On September 28th 2009, the town of Bundanoon in the Australian state of New South Wales banned commercially-bottled water. All local shops supported the ban, instead selling reusable bottles to be refilled for free at newly-installed water fountains. United behind the change, the town's residents marched through the town, celebrating their  improved environmental sustainability. Campaign spokesman John Dee said:

While our politicians grapple with the enormity of dealing with climate change, what Bundanoon shows is that at the very local level we can sometimes do things to bring about real and measurable change.
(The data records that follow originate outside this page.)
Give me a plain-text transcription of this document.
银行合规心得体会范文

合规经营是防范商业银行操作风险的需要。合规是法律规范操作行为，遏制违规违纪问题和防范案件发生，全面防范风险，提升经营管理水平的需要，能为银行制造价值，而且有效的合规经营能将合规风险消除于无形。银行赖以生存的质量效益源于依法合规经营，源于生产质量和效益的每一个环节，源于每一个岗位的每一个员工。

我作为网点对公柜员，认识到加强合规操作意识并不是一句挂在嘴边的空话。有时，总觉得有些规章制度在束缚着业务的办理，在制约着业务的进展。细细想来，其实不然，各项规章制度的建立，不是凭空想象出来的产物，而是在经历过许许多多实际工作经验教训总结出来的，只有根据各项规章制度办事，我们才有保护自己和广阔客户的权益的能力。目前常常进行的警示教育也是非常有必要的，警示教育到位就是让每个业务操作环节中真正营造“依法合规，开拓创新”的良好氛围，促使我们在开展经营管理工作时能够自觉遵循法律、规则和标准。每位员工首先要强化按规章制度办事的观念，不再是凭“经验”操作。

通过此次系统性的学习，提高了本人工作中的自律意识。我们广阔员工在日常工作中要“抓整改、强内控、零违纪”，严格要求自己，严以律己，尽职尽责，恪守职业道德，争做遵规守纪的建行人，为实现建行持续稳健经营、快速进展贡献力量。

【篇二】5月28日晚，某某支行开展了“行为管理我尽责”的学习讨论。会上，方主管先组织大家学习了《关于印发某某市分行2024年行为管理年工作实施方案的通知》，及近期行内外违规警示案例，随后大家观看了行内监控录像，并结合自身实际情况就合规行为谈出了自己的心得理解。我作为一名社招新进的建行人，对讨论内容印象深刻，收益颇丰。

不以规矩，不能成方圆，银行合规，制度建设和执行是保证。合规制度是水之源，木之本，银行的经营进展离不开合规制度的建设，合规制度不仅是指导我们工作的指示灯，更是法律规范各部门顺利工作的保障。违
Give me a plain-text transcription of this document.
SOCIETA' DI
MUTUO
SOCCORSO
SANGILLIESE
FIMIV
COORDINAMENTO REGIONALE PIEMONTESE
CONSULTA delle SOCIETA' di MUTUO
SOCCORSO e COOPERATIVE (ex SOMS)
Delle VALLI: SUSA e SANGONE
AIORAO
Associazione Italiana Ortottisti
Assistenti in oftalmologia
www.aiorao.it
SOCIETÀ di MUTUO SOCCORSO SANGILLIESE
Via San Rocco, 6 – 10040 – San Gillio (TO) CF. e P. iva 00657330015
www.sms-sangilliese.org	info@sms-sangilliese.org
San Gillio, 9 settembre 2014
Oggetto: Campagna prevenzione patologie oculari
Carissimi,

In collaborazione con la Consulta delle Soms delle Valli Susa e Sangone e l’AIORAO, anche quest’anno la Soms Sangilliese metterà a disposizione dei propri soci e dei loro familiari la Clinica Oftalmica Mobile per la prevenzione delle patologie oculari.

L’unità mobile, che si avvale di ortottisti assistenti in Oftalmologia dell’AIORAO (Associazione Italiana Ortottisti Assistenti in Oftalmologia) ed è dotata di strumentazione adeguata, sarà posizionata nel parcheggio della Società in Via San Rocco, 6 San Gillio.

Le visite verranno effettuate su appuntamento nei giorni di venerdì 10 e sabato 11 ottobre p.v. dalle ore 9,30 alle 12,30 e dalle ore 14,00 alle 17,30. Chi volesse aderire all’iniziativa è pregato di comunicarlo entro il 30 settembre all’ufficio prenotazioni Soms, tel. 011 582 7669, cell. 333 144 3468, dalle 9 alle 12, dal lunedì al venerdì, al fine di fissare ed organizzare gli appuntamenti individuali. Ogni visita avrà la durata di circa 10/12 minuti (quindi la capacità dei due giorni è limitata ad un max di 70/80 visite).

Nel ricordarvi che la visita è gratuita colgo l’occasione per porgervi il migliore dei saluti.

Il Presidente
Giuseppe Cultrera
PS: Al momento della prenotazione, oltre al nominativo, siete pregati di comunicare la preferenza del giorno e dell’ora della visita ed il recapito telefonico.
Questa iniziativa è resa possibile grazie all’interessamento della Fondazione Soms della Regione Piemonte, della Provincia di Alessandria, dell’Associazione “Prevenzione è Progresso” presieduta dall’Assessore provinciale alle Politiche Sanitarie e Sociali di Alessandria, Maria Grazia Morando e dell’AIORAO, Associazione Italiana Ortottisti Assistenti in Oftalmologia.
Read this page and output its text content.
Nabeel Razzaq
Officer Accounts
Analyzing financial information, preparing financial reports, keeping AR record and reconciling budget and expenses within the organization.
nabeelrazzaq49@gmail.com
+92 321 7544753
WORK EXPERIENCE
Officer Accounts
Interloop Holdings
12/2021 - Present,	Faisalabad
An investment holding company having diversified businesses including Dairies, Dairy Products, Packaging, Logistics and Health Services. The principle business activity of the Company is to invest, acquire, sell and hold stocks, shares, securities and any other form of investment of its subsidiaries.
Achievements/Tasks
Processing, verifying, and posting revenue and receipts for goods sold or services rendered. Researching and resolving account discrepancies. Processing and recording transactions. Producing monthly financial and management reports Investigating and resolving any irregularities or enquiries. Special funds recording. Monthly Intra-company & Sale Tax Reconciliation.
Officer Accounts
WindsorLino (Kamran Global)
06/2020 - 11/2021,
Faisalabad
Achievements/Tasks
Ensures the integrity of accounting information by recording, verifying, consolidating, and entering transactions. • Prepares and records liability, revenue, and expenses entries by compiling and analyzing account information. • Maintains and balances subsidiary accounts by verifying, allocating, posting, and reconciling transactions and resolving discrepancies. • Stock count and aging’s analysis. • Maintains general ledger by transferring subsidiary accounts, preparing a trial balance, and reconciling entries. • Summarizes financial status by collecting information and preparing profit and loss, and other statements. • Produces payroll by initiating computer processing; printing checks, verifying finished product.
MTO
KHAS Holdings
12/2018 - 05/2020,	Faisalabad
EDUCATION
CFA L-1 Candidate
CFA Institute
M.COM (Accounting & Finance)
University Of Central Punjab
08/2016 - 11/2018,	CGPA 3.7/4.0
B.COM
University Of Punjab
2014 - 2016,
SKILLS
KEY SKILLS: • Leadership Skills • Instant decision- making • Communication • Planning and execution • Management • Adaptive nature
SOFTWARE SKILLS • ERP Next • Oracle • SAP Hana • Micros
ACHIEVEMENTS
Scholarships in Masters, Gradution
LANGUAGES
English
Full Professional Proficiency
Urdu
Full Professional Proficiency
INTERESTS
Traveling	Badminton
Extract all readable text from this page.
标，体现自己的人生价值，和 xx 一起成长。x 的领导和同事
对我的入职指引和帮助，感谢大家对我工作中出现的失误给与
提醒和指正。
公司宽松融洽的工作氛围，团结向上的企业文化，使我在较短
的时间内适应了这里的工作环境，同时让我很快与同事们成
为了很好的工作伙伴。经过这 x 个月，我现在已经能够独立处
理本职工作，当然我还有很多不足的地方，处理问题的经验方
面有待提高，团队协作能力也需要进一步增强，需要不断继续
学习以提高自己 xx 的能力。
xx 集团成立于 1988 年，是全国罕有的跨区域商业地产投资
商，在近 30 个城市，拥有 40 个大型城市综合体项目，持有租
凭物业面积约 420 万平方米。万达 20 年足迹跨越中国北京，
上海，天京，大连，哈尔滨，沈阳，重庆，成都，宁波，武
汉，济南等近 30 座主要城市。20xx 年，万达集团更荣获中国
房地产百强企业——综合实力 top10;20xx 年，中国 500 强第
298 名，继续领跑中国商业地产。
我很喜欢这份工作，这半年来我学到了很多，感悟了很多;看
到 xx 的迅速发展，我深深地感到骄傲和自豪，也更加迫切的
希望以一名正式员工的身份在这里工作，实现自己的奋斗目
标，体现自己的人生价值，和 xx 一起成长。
Considering the long-term environmental impact of plastic disposal, billions of city-dwellers could make a significant change by following Bundanoon's lead.

Vauban, Germany:

Home to 5000 people, German town Vauban was constructed in the mid-1990s as a 'sustainable model district'. All buildings have low energy-dependence, with 100 fitted out to PassivHaus standards. Cars aren't banned in the town, though its design encourages pedestrians and cyclists. These efforts are working, with most residents getting around by bike or on foot, and over 50% of residents not owning a car at all. The town is linked to nearby Freiburg via a tramway. Vauban has been the focus of many studies, with countries all over the world looking at implementing the German town's methods in their own cities.

Clearly, innovation is rife in many of the world's smaller communities, with this selection being just the beginning. Do you know of any other villages or towns leading the way in sustainable living?